Le chrome revêt ses habits de lumière. Une Panamera à la livrée étincelante accompagne une princesse du blues à travers la ville qui ne dort jamais, pour une expérience visuelle et auditive exceptionnelle. Installée à l’arrière de la berline chromée, Kayy Nova chante le blues, faisant entendre une voix aussi puissante que le moteur de la Panamera. Balade nocturne, mélodieuse et colorée, jusqu’à l’aube au cœur de Las Vegas.

Elle marche d’un pas décidé sur l’asphalte chaud, et les lumières des néons publicitaires font chatoyer sa robe rouge. Les scènes de Las Vegas, les feux de la rampe, Kayy Nova les connaît bien. De jour, Vegas n’est qu’un point de passage assoiffé et poussiéreux au milieu du désert des Mojaves. Mais dès le coucher du soleil, un océan de lumière engloutit la ville, faisant naître un mirage de bonne fortune. Un endroit singulier, bardé de fontaines et de jets d’eau, peuplé de bandits manchots et de rêveurs noctambules.

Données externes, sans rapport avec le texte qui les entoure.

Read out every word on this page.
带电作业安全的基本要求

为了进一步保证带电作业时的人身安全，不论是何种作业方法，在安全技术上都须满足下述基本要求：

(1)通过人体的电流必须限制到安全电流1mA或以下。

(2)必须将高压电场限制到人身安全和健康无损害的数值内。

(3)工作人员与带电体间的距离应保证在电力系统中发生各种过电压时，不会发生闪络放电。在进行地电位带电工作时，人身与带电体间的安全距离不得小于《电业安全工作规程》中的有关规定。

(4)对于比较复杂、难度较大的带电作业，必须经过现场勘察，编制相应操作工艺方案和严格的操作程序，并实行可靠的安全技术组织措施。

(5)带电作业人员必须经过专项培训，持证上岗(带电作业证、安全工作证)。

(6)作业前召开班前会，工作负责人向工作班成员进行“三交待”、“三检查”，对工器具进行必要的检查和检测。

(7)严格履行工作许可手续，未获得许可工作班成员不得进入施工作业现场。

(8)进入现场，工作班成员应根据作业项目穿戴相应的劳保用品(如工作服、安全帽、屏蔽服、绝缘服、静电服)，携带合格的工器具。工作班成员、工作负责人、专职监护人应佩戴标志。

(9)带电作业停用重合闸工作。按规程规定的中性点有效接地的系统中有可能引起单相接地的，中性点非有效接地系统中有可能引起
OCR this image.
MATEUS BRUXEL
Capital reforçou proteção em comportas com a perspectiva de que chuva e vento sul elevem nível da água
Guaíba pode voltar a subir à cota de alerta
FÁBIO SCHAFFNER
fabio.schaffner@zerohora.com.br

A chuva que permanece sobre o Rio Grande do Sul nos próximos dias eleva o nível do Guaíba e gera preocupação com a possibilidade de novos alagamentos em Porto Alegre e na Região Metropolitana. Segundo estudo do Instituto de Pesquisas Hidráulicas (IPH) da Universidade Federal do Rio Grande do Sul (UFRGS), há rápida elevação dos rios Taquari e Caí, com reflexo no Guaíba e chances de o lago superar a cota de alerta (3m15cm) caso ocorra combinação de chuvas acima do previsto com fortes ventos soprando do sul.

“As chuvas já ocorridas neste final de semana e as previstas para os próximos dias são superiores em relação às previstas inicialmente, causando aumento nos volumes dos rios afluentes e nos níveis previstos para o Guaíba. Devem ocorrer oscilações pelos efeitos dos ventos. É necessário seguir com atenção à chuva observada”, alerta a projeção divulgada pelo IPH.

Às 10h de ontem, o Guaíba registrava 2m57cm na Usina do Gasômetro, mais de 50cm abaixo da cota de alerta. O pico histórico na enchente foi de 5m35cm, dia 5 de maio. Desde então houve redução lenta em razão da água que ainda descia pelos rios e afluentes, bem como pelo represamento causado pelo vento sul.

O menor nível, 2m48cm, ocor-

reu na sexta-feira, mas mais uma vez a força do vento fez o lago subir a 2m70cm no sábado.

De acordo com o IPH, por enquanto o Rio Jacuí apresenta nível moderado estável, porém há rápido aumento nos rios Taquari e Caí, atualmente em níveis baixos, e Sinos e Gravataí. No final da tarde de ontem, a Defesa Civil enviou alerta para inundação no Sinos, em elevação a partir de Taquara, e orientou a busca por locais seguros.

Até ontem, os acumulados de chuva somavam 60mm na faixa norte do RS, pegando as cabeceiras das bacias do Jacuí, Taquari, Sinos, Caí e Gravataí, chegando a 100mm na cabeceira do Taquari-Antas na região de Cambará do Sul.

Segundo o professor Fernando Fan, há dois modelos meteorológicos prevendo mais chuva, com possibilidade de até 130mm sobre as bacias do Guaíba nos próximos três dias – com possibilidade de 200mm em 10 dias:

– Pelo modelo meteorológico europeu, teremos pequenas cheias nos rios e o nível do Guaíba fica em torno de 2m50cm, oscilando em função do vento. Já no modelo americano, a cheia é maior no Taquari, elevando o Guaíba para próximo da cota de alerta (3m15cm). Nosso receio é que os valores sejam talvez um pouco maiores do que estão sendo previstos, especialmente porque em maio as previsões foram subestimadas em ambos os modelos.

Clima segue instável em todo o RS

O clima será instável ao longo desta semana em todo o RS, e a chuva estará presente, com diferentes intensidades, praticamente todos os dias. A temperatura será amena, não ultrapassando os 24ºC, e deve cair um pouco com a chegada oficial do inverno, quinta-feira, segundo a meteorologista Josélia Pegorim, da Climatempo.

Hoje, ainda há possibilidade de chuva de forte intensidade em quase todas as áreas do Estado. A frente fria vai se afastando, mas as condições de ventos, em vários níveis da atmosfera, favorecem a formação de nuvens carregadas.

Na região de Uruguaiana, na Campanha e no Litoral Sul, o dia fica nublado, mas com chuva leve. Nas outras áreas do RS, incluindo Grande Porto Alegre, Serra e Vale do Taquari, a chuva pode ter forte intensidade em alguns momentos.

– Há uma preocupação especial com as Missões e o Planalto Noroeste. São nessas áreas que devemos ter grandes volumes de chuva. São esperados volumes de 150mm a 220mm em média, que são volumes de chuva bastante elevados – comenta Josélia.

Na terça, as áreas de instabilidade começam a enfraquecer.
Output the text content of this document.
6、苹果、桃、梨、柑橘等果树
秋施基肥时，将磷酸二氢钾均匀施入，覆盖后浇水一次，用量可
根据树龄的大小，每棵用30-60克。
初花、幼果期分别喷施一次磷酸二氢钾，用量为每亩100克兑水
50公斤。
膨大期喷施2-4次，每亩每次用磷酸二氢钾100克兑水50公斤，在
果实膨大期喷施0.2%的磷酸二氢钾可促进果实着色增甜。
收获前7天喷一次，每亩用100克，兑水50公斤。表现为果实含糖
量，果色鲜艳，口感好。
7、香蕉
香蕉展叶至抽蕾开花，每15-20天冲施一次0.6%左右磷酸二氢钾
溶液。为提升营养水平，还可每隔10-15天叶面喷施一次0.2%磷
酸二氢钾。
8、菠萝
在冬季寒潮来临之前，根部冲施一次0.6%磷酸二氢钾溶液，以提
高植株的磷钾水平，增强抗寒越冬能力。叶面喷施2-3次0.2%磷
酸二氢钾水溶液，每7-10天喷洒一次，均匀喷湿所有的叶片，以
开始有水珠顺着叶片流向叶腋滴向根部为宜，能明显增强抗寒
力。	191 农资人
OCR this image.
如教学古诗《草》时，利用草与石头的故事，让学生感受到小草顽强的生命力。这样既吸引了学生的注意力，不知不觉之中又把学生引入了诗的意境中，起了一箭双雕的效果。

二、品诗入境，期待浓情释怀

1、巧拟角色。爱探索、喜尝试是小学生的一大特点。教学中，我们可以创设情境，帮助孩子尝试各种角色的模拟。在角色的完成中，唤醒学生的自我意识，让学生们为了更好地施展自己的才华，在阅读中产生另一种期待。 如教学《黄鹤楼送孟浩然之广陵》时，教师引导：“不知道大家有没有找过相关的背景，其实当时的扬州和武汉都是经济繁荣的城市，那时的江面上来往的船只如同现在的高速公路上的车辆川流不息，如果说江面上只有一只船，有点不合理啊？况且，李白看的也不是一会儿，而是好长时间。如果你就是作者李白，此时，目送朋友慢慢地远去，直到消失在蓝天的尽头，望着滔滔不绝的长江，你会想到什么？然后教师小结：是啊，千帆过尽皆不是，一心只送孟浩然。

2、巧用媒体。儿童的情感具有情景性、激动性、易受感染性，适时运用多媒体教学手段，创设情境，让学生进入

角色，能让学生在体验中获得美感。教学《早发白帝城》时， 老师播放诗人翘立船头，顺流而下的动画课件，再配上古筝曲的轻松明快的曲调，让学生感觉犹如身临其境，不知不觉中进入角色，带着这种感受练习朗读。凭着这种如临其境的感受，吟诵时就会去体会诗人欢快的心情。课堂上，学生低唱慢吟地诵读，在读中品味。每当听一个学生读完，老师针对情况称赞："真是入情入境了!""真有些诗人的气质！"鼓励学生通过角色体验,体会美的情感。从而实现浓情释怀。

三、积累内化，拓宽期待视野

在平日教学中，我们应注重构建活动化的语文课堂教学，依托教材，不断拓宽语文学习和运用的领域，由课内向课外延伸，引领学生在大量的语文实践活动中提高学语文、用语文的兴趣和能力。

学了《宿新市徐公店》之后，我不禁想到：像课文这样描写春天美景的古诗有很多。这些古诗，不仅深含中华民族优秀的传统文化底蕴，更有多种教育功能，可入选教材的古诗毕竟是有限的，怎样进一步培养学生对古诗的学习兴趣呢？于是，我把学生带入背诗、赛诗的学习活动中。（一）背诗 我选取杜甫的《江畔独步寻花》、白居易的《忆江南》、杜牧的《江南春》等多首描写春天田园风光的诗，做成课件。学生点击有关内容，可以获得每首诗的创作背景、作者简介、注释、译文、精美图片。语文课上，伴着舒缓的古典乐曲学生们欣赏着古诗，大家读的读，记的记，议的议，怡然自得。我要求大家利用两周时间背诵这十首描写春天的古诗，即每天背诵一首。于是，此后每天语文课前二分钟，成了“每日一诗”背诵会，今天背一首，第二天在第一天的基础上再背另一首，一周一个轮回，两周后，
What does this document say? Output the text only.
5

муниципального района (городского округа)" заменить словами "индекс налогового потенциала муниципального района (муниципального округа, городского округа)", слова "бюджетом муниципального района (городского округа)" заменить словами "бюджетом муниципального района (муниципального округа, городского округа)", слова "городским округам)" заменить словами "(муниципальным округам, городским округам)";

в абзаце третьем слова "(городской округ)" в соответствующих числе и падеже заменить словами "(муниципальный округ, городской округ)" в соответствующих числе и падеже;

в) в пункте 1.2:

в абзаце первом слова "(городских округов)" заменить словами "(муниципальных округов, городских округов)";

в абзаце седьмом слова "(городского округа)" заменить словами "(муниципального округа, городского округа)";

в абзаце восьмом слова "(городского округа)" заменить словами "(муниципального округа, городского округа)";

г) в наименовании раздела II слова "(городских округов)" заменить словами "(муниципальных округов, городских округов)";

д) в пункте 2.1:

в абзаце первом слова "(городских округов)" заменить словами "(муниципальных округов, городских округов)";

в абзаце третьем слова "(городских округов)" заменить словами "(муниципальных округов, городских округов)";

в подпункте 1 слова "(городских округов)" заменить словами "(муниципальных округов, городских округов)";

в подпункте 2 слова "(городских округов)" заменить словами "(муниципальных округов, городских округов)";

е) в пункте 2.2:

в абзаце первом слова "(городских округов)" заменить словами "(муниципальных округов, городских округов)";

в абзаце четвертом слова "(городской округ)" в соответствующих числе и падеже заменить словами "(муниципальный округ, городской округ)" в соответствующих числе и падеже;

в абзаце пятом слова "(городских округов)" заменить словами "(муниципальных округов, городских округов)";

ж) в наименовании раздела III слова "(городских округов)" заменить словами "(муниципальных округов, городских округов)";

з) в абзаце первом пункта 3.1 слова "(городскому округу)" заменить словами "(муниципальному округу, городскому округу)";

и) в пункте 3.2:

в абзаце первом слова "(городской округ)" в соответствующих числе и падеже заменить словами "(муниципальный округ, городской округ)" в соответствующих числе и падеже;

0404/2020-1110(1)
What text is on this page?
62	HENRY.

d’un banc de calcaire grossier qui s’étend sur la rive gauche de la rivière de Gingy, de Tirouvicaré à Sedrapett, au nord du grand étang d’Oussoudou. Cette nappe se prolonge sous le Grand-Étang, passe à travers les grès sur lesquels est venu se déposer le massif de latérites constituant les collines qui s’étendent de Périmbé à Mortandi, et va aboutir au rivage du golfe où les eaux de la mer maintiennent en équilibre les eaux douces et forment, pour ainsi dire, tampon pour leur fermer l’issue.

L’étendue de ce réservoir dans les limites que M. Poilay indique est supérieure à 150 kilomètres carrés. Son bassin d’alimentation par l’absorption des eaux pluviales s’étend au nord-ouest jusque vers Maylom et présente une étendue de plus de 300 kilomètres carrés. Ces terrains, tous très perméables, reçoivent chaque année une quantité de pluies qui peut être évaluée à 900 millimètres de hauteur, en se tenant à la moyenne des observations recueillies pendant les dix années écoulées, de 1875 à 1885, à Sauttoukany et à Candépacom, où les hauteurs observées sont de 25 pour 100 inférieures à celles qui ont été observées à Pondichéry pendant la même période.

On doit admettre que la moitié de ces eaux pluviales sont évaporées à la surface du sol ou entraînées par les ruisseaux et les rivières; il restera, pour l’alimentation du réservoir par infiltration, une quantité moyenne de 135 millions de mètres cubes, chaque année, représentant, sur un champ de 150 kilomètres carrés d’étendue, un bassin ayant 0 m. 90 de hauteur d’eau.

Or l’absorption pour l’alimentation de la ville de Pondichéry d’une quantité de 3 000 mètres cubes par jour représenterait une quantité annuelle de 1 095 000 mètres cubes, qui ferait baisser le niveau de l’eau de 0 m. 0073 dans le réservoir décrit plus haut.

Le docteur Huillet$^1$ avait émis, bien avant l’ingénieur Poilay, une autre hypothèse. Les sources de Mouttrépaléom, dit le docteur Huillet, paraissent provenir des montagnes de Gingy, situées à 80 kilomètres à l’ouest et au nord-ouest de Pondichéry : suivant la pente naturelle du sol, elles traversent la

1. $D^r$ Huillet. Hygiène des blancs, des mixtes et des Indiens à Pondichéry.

Nombre d’entre eux caressent l’espoir d’un coup de chance et succombent aux charmes du jeu. D’autres cherchent dans les feulements de tigres bigarrés, la souplesse des danseuses de cabaret et les mariages improvisés une certaine échappatoire au quotidien. Mais qu’ont-ils en commun, ces quelque 40 millions de visiteurs annuels ? La quête de l’insouciance. Le mirage, le rêve, et surtout une bonne dose d’imaginaire. Voilà ce qu’on vient chercher à Las Vegas, une ville qui n’a rien d’autre à offrir qu’un jeu de miroirs.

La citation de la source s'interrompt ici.